Jill Frey, Project Engineer for Century Engineering explained that the project team understands how difficult construction can be for motorists as well as for those who live and work within the project limits. To minimize construction time, DelDOT is allowing work to occur both day and night in multiple areas within the project area at the same time. Traffic delays will be monitored daily.

Chris Baker, Executive Vice President for George & Lynch, outlined the many challenges that will be faced performing this project. He noted that the severe winter weather has posed their first challenge. However, traffic and commuting hours are going to present bigger hurdles for them to complete this project in a timely fashion. Mr. Baker pointed out that George & Lynch have been building roads since 1923, and they feel that there aren't any obstacles that they can't overcome, saying, "We are looking forward to making this section of Route 26 a safer and hopefully less congested road for the residents, tourist and businesses in Sussex County."

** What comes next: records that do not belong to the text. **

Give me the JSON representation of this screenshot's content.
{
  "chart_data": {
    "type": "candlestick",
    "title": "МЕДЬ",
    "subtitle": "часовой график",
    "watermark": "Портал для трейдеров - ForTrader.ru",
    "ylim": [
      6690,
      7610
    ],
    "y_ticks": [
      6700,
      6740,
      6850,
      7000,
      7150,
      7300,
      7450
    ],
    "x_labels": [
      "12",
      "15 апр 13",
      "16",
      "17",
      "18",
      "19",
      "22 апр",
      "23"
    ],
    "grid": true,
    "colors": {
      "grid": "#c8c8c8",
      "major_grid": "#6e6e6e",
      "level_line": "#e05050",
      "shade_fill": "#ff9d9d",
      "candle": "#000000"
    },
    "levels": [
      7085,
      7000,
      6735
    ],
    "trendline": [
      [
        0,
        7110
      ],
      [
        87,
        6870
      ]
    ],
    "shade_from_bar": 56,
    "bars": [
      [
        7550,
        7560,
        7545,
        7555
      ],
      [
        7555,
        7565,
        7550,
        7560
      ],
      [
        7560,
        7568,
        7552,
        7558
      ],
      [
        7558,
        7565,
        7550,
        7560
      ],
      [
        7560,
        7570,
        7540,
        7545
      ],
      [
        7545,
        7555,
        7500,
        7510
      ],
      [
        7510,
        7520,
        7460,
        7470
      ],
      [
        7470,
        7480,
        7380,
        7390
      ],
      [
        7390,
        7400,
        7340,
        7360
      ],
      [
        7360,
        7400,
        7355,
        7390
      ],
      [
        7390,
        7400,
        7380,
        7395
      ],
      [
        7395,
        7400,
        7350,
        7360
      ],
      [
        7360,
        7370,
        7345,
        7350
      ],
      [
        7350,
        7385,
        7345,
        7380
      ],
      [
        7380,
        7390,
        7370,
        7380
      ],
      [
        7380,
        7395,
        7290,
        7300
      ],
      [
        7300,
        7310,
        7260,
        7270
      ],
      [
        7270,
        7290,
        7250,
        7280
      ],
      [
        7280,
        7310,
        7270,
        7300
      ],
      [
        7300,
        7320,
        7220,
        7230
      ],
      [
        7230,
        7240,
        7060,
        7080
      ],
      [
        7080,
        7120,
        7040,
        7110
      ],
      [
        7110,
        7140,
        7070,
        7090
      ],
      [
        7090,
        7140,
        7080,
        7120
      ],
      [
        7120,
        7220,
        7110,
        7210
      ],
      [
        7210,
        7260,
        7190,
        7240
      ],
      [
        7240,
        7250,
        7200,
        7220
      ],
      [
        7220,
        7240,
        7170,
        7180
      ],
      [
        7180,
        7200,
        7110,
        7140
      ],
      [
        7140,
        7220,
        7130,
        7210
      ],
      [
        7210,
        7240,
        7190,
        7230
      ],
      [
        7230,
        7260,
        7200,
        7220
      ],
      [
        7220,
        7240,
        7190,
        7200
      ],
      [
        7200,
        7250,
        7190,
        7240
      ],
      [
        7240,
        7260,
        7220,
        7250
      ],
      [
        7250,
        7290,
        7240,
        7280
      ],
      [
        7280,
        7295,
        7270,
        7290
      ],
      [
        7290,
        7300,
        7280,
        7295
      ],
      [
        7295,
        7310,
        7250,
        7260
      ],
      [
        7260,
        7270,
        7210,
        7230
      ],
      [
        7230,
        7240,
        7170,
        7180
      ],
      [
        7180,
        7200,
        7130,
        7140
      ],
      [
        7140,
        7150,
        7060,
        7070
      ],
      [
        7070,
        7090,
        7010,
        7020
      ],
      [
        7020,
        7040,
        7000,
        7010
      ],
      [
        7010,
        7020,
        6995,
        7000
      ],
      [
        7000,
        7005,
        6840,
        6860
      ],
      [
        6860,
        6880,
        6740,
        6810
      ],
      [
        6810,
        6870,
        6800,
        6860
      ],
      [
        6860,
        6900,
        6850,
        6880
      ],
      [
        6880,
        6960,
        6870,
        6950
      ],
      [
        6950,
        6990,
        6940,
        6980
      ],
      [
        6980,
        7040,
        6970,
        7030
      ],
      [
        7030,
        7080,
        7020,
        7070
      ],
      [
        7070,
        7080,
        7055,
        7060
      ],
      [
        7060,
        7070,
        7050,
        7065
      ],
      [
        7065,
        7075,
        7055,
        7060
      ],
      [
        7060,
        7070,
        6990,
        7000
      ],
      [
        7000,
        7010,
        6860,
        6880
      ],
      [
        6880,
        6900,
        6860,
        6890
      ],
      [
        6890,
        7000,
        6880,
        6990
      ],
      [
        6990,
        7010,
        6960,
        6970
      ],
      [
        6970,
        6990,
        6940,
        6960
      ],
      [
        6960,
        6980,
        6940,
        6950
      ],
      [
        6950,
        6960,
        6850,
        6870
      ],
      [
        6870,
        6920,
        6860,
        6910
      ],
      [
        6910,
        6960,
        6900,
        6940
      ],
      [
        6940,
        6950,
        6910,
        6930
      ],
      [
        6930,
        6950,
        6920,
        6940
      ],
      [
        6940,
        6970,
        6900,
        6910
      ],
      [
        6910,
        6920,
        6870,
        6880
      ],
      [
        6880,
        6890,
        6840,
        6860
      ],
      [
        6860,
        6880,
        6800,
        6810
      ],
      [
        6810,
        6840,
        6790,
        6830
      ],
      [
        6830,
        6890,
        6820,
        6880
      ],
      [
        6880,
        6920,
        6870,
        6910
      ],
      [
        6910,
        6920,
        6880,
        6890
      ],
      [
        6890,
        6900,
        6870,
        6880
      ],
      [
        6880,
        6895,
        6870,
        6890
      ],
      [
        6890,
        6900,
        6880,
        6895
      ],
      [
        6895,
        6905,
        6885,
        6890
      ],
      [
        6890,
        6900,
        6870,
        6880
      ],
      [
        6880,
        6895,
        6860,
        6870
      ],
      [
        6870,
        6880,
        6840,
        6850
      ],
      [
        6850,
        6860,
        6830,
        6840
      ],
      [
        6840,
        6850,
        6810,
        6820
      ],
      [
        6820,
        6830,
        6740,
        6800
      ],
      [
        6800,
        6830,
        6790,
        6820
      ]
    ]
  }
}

In addition to minimizing construction time, work times and lane restrictions were established to reduce disruption. During the peak tourist season (May 16 through September 30) lane closures, shoulder closures and lane shifts will not be permitted from 6 a.m. Friday to 7 p.m. Monday. Lane shifts and shoulder closures will be permitted only between Tuesday, 6 a.m. through Thursday 7 p.m. During this period lane closures will be allowed during the nighttime hours Monday through Thursday.

During the off peak Season (October 1 through May 15) lane closures, shoulder closures and lane shifts will be permitted at all times except between 6 a.m. and 9 a.m. to facilitate the morning traffic.